For Episcopalians, whose lives are ordered in the Gospel of Christ and the promises of our Baptismal Covenant, it is unthinkable. We are enjoined to love God with heart, mind, soul and strength, and to love others as Christ loves us. We promise, every time we reaffirm our baptismal vows, to "seek and serve Christ in all persons, loving our neighbors as ourselves." We promise to "strive for justice and peace among all people, and respect the dignity of every human being."
The God we worship became Incarnate, and waded into the unfaithful realities of human life. We follow a Master who associated with sinful, unacceptable people, both Jew and Gentile, all the while challenging as hypocritical the religious leaders who held themselves aloof from the general populace.

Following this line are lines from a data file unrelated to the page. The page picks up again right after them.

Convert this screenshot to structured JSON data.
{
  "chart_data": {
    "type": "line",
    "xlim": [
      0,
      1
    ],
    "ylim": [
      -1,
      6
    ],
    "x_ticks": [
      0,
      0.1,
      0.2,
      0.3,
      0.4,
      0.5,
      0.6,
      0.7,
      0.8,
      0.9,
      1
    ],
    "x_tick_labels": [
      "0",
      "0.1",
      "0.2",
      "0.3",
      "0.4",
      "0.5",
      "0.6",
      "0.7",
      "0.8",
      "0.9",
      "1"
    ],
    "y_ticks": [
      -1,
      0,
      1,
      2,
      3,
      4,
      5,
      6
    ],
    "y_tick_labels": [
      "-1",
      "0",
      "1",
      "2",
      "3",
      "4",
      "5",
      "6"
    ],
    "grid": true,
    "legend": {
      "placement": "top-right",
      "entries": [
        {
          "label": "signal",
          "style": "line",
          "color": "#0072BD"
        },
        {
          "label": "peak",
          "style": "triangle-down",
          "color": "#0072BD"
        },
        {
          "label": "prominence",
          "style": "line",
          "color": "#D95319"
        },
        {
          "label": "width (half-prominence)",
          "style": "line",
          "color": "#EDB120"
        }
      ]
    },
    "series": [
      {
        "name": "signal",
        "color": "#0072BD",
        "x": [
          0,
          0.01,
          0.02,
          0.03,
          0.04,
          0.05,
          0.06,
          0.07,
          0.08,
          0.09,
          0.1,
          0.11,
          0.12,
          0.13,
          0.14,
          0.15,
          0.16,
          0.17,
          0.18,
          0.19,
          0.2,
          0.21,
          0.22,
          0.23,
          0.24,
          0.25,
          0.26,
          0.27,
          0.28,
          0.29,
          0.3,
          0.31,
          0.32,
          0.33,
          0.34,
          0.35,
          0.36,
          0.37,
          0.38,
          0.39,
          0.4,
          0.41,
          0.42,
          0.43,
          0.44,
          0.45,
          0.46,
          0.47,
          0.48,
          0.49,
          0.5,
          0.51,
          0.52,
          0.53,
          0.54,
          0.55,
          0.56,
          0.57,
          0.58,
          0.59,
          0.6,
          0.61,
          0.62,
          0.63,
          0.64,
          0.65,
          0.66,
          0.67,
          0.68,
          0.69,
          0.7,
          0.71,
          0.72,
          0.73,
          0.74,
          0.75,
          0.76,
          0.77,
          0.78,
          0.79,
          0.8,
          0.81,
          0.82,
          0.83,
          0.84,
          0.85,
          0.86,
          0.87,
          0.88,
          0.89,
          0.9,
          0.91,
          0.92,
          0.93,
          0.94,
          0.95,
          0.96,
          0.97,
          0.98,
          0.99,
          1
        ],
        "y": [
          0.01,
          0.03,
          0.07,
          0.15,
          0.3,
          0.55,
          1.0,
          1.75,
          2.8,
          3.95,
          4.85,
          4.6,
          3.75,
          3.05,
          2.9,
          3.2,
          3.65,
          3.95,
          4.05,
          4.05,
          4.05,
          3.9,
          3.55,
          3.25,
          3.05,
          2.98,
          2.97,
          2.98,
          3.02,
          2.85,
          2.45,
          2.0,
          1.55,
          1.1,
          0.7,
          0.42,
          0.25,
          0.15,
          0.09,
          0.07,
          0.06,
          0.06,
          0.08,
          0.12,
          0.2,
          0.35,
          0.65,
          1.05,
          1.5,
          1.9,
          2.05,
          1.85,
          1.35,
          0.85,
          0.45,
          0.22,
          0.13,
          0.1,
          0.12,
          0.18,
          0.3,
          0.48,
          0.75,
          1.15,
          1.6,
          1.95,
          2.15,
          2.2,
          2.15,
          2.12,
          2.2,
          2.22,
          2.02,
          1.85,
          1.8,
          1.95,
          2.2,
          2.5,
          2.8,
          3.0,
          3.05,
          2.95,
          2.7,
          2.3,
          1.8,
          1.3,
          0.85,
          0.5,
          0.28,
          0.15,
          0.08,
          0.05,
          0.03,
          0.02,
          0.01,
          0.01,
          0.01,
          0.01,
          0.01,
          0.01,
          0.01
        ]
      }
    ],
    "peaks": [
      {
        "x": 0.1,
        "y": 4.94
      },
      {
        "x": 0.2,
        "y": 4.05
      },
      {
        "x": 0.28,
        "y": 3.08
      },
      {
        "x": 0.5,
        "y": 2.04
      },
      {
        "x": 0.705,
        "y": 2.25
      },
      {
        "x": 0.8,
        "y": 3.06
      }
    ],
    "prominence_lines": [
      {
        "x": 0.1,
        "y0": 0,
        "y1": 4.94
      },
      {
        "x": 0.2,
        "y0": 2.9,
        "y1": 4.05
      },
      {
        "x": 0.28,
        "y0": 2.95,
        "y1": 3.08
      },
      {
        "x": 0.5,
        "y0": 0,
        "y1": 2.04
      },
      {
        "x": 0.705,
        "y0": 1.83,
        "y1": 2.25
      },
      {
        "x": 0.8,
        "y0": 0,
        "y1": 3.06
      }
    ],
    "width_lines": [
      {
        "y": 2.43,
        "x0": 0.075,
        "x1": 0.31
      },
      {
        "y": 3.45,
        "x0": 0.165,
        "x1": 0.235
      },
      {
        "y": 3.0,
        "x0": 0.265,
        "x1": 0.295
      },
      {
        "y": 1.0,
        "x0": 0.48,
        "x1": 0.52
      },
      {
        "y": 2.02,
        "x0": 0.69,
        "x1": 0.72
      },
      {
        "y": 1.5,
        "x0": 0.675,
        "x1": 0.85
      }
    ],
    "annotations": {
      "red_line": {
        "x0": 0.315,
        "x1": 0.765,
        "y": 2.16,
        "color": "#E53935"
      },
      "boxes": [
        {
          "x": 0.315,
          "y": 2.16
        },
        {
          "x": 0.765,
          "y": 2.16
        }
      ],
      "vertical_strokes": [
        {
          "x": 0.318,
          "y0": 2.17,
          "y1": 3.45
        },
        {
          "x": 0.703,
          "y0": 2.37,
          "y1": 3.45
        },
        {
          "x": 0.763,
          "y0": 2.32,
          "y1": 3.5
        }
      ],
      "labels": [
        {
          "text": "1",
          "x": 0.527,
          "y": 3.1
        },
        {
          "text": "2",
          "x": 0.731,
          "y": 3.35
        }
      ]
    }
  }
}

As I write this letter to you we are approaching Holy Week and Easter – seasons of deep reflection and joyous celebration in which we rehearse the saving acts of God throughout human history and in the death and Resurrection of Jesus. We claim for ourselves the transforming, reconciling love of God in Christ; not as treasures to be hoarded, but as gifts to be shared with the whole world in the name of the Lord we serve and worship.
Please join me in prayer for all those who have experienced demeaning behaviors, and those who have chosen to treat them so badly. Both in our individual and our common lives, may we become faithful advocates for justice, and reconciling examples of the indiscriminate love of God.